Thursday, July 21, 2011

Stealing From a Blind Harpist

This is a busy Roses and Hope day.

I play once a week with a Celtic band called Annie's Romance. We've had a couple of gigs and there are a few more popping up on the calendar. Rob Macdonald plays authentic pipes, whistles, and banjo, Annie Rosevear plays blazing flute and occasional whistle, Liz Manwaring plays tasty fiddle, and I thump along on the guitar, trying to keep up. It is so fun.

One of the tunes Rob handed out to us is "O'Carolan's Welcome." Turlough O'Carolan was a blind Irish harpist who composed in the early and mid-seventeen hundreds, and he wrote melodies to break your heart. I used one on my Christmas CD "By the Virgin Born" as a setting for a "Joseph's Lullaby."

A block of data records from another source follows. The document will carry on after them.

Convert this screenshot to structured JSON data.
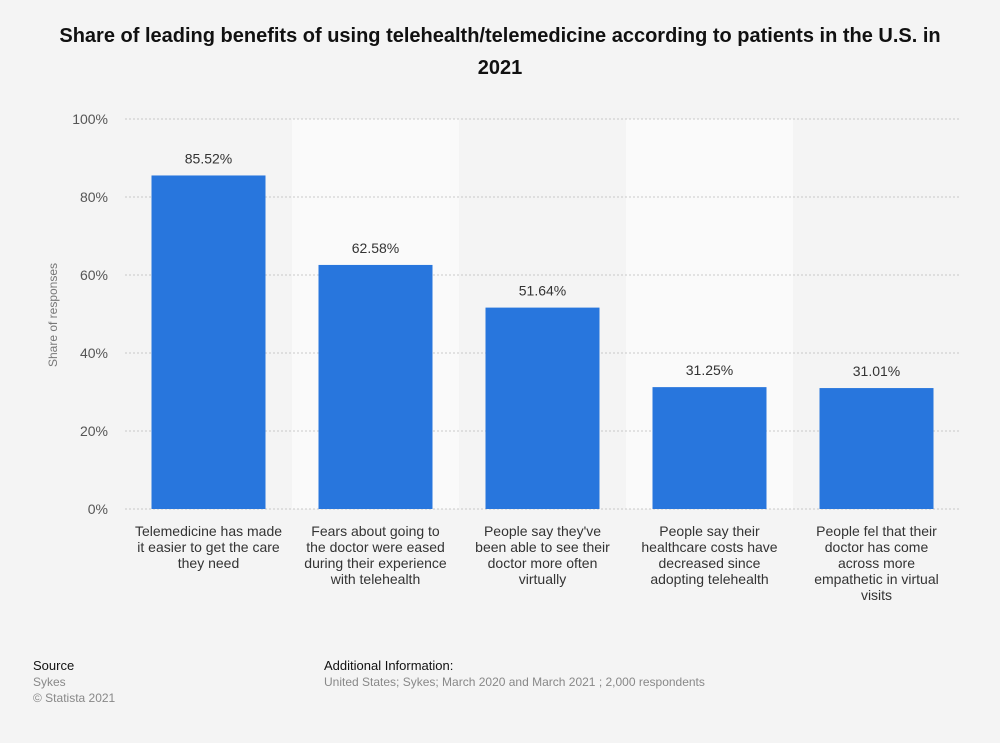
{
  "title": "Share of leading benefits of using telehealth/telemedicine according to patients in the U.S. in 2021",
  "chart_data": {
    "type": "bar",
    "categories": [
      "Telemedicine has made it easier to get the care they need",
      "Fears about going to the doctor were eased during their experience with telehealth",
      "People say they've been able to see their doctor more often virtually",
      "People say their healthcare costs have decreased since adopting telehealth",
      "People fel that their doctor has come across more empathetic in virtual visits"
    ],
    "category_lines": [
      [
        "Telemedicine has made",
        "it easier to get the care",
        "they need"
      ],
      [
        "Fears about going to",
        "the doctor were eased",
        "during their experience",
        "with telehealth"
      ],
      [
        "People say they've",
        "been able to see their",
        "doctor more often",
        "virtually"
      ],
      [
        "People say their",
        "healthcare costs have",
        "decreased since",
        "adopting telehealth"
      ],
      [
        "People fel that their",
        "doctor has come",
        "across more",
        "empathetic in virtual",
        "visits"
      ]
    ],
    "values": [
      85.52,
      62.58,
      51.64,
      31.25,
      31.01
    ],
    "value_labels": [
      "85.52%",
      "62.58%",
      "51.64%",
      "31.25%",
      "31.01%"
    ],
    "ylabel": "Share of responses",
    "xlabel": "",
    "ylim": [
      0,
      100
    ],
    "y_ticks": [
      0,
      20,
      40,
      60,
      80,
      100
    ],
    "y_tick_labels": [
      "0%",
      "20%",
      "40%",
      "60%",
      "80%",
      "100%"
    ],
    "grid": true,
    "bar_color": "#2876dd"
  },
  "footer": {
    "source_heading": "Source",
    "source_lines": [
      "Sykes",
      "© Statista 2021"
    ],
    "additional_heading": "Additional Information:",
    "additional_text": "United States; Sykes; March 2020 and March 2021 ; 2,000 respondents"
  }
}
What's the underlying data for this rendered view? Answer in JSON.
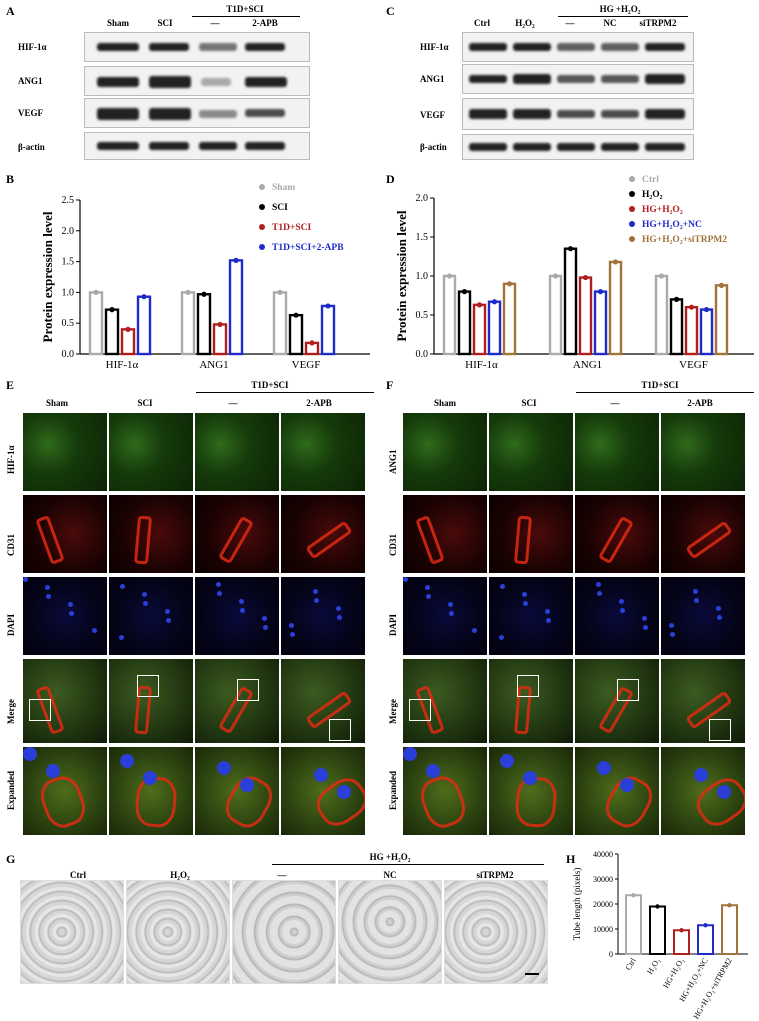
{
  "panels": {
    "A": "A",
    "B": "B",
    "C": "C",
    "D": "D",
    "E": "E",
    "F": "F",
    "G": "G",
    "H": "H"
  },
  "panel_a": {
    "cols": [
      "Sham",
      "SCI",
      "—",
      "2-APB"
    ],
    "group": "T1D+SCI",
    "rows": [
      "HIF-1α",
      "ANG1",
      "VEGF",
      "β-actin"
    ]
  },
  "panel_c": {
    "cols": [
      "Ctrl",
      "H₂O₂",
      "—",
      "NC",
      "siTRPM2"
    ],
    "group": "HG +H₂O₂",
    "rows": [
      "HIF-1α",
      "ANG1",
      "VEGF",
      "β-actin"
    ]
  },
  "panel_e": {
    "cols": [
      "Sham",
      "SCI",
      "—",
      "2-APB"
    ],
    "group": "T1D+SCI",
    "rows": [
      "HIF-1α",
      "CD31",
      "DAPI",
      "Merge",
      "Expanded"
    ]
  },
  "panel_f": {
    "cols": [
      "Sham",
      "SCI",
      "—",
      "2-APB"
    ],
    "group": "T1D+SCI",
    "rows": [
      "ANG1",
      "CD31",
      "DAPI",
      "Merge",
      "Expanded"
    ]
  },
  "panel_g": {
    "cols": [
      "Ctrl",
      "H₂O₂",
      "—",
      "NC",
      "siTRPM2"
    ],
    "group": "HG +H₂O₂"
  },
  "chart_data": [
    {
      "id": "B",
      "type": "bar",
      "ylabel": "Protein expression level",
      "ylim": [
        0,
        2.5
      ],
      "yticks": [
        "0.0",
        "0.5",
        "1.0",
        "1.5",
        "2.0",
        "2.5"
      ],
      "categories": [
        "HIF-1α",
        "ANG1",
        "VEGF"
      ],
      "series": [
        {
          "name": "Sham",
          "color": "#aaaaaa",
          "values": [
            1.0,
            1.0,
            1.0
          ]
        },
        {
          "name": "SCI",
          "color": "#000000",
          "values": [
            0.72,
            0.97,
            0.63
          ]
        },
        {
          "name": "T1D+SCI",
          "color": "#b01e1e",
          "values": [
            0.4,
            0.48,
            0.18
          ]
        },
        {
          "name": "T1D+SCI+2-APB",
          "color": "#1f2bc8",
          "values": [
            0.93,
            1.52,
            0.78
          ]
        }
      ],
      "sig": [
        "*",
        "**",
        "*",
        "**",
        "***"
      ]
    },
    {
      "id": "D",
      "type": "bar",
      "ylabel": "Protein expression level",
      "ylim": [
        0,
        2.0
      ],
      "yticks": [
        "0.0",
        "0.5",
        "1.0",
        "1.5",
        "2.0"
      ],
      "categories": [
        "HIF-1α",
        "ANG1",
        "VEGF"
      ],
      "series": [
        {
          "name": "Ctrl",
          "color": "#aaaaaa",
          "values": [
            1.0,
            1.0,
            1.0
          ]
        },
        {
          "name": "H₂O₂",
          "color": "#000000",
          "values": [
            0.8,
            1.35,
            0.7
          ]
        },
        {
          "name": "HG+H₂O₂",
          "color": "#b01e1e",
          "values": [
            0.63,
            0.98,
            0.6
          ]
        },
        {
          "name": "HG+H₂O₂+NC",
          "color": "#1f2bc8",
          "values": [
            0.67,
            0.8,
            0.57
          ]
        },
        {
          "name": "HG+H₂O₂+siTRPM2",
          "color": "#a0733a",
          "values": [
            0.9,
            1.18,
            0.88
          ]
        }
      ],
      "sig": [
        "*",
        "**",
        "**",
        "**",
        "*",
        "*",
        "***",
        "***"
      ]
    },
    {
      "id": "H",
      "type": "bar",
      "ylabel": "Tube length (pixels)",
      "ylim": [
        0,
        40000
      ],
      "yticks": [
        "0",
        "10000",
        "20000",
        "30000",
        "40000"
      ],
      "categories": [
        "Ctrl",
        "H₂O₂",
        "HG+H₂O₂",
        "HG+H₂O₂+NC",
        "HG+H₂O₂+siTRPM2"
      ],
      "colors": [
        "#aaaaaa",
        "#000000",
        "#b01e1e",
        "#1f2bc8",
        "#a0733a"
      ],
      "values": [
        23500,
        19000,
        9500,
        11500,
        19500
      ],
      "sig": [
        "*",
        "**",
        "*"
      ]
    }
  ]
}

I'm robbing from the well again. This afternoon I want to come up with a kind of descant lyric to lay over the top of Annie's Romance playing "O'Carolan's Welcome." So here goes:

Hope, like smoke, scatters wild on the wind,
a scent on the breath of the evening.
Hope, like smoke, will arise, dance, and spin,
die away then and leave me a-grieving.


Welcome me home. Bring me out of the night,
out of stirrings and struggles and striving.
Welcome me home. Let us cherish the light--
warm our hands 'round a hope hushed and thriving.